The authors also showed that hippocampal neurons project to fear neurons but not to extinction neurons, whereas the medial prefrontal cortex projects to extinction neurons but not to fear neurons, suggesting that the two types of neuron are part of distinct circuits.

A second paper provides further insight into the neuronal circuits that regulate fear behaviour. The BA and the lateral nucleus of the amygdala project to the central nucleus, which mediates the behavioural, hormonal and autonomic expression of fear. Some of these projections are indirect and run through inhibitory intercalated neurons. When Paré and colleagues lesioned intercalated neurons in rats after conditioning and extinction training, the rats' recall of the extinction 7 days later was impaired.
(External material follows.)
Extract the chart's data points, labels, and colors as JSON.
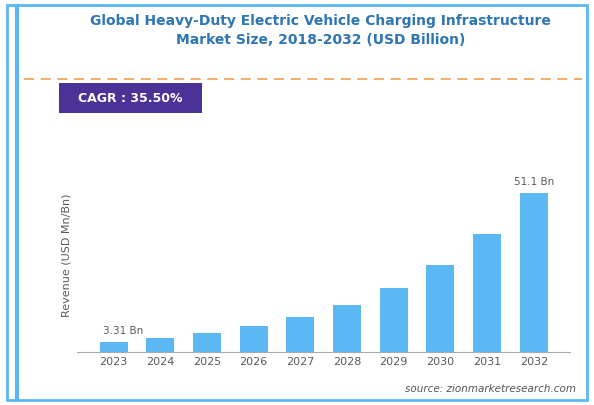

Importantly, the level of freezing was negatively correlated with the number of surviving intercalated neurons, indicating that these neurons mediate the behavioural expression of extinction.

It would be interesting to know whether intercalated amygdala neurons receive projections from fear or extinction neurons in the BA. Nevertheless, these studies increase our understanding of the pathways in the amygdala that mediate fear and its extinction. The three populations of amygdala neurons identified in these studies might eventually be targeted for therapeutic interventions in people with anxiety disorders.